By Tundi Agardy, MEAM Contributing Editor (tundiagardy@earthlink.net)

We often say that all three sectors of society – government, civil society, and business – are necessary for effective ecosystem-based management. And while governments and civil societies around the world have been actively engaged in marine management, attempts to get business on board have largely failed, and private sector participation has been sorely lacking. So what's behind the trepidation, or even antipathy, of the business community to participating in marine management?

Speaking the language of business

One factor is language. Business and management interests lack a shared vocabulary, straining communications between them. As ecologists we think it's a no-brainer that the private sector should be interested in protecting the services that marine ecosystems provide them and thereby reducing the risk of losing future profitability. But to the private sector, the narrative is neither clear nor compelling.

To convince business that investing in ocean management makes good business sense, ecologists, planners, social scientists, and managers need to speak the language of business. We need to be able to deftly describe value propositions. We need to understand and explain what drives capital, where there is value added, how to capture and sustain benefit flows, and how to get to scale following successful incubation of projects. We need to understand finance, private equity, markets, public-private partnerships, bonds, and incentives and know when to promote which mechanism. We need to highlight existing and emerging commodities that are ripe for investment, follow their supply chains, and provide new metrics for performance and actionability. We should identify bona fide investment opportunities and signal these to the private sector. And most importantly, we need to be better at providing proof, not just theoretical rationales, for why investing in EBM is a good thing.

Profits matter

But the problem isn't all semantic, or even in the way we market (or fail to market) EBM. Because while it is true that cost savings and risk reduction are the inevitable outcomes of better and more efficient management, these things may just not resonate enough. Recently I was pulled aside by an investor who attended a meeting on environmental markets. He pointed out that while efficiencies do figure into investors' calculations about whether or not to engage, what really gets investors' attention is one simple thing: profitability. That reminded me of a meeting on innovative financing in the marine realm (a Marine Katoomba event hosted by Forest Trends some years ago) where speculative investors circled hungrily at the start of the meeting. By the end of the meeting, after we had discussed the nuances of property and access rights, the state of ecological knowledge about ecosystem services, and the challenges businesses faced when operating in the marine space, we had identified a hundred reasons why private sector engagement was so darn difficult.

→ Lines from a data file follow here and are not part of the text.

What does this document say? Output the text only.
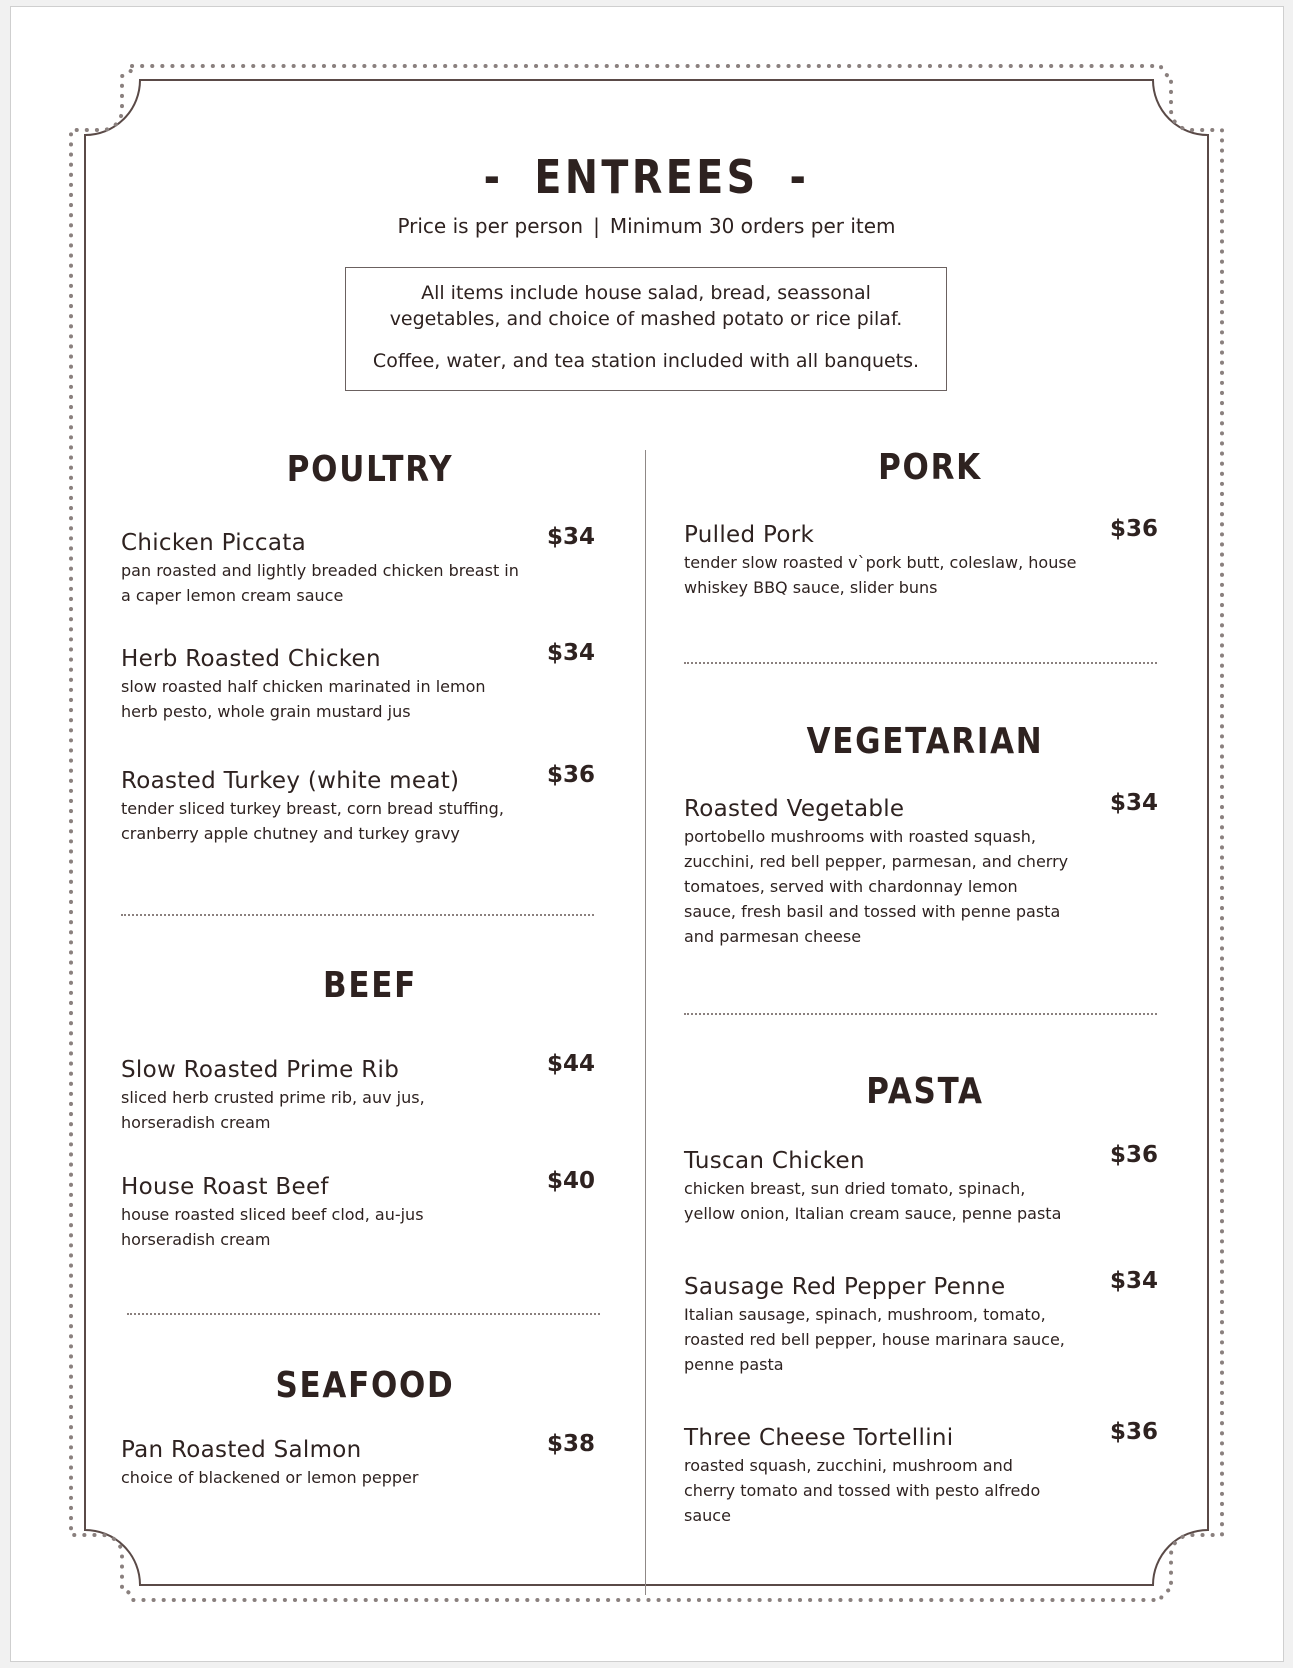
- ENTREES -
Price is per person | Minimum 30 orders per item
All items include house salad, bread, seassonal vegetables, and choice of mashed potato or rice pilaf.
Coffee, water, and tea station included with all banquets.
POULTRY
Chicken Piccata	$34
pan roasted and lightly breaded chicken breast in a caper lemon cream sauce
Herb Roasted Chicken	$34
slow roasted half chicken marinated in lemon herb pesto, whole grain mustard jus
Roasted Turkey (white meat)	$36
tender sliced turkey breast, corn bread stuffing, cranberry apple chutney and turkey gravy
BEEF
Slow Roasted Prime Rib	$44
sliced herb crusted prime rib, auv jus, horseradish cream
House Roast Beef	$40
house roasted sliced beef clod, au-jus horseradish cream
SEAFOOD
Pan Roasted Salmon	$38
choice of blackened or lemon pepper
PORK
Pulled Pork	$36
tender slow roasted v`pork butt, coleslaw, house whiskey BBQ sauce, slider buns
VEGETARIAN
Roasted Vegetable	$34
portobello mushrooms with roasted squash, zucchini, red bell pepper, parmesan, and cherry tomatoes, served with chardonnay lemon sauce, fresh basil and tossed with penne pasta and parmesan cheese
PASTA
Tuscan Chicken	$36
chicken breast, sun dried tomato, spinach, yellow onion, Italian cream sauce, penne pasta
Sausage Red Pepper Penne	$34
Italian sausage, spinach, mushroom, tomato, roasted red bell pepper, house marinara sauce, penne pasta
Three Cheese Tortellini	$36
roasted squash, zucchini, mushroom and cherry tomato and tossed with pesto alfredo sauce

And the investors were long gone.

We in the conservation community ought to work more purposefully to engage the business community in EBM by doing three things:

  1. Learning and using the language of business;
  2. Using case studies to demonstrate how private sector engagement can be achieved; and
  3. Showing how EBM increases not only management efficiency but also potential profitability.

Only then will business be truly on board and partner with government and civil society to secure the future of our valuable seas.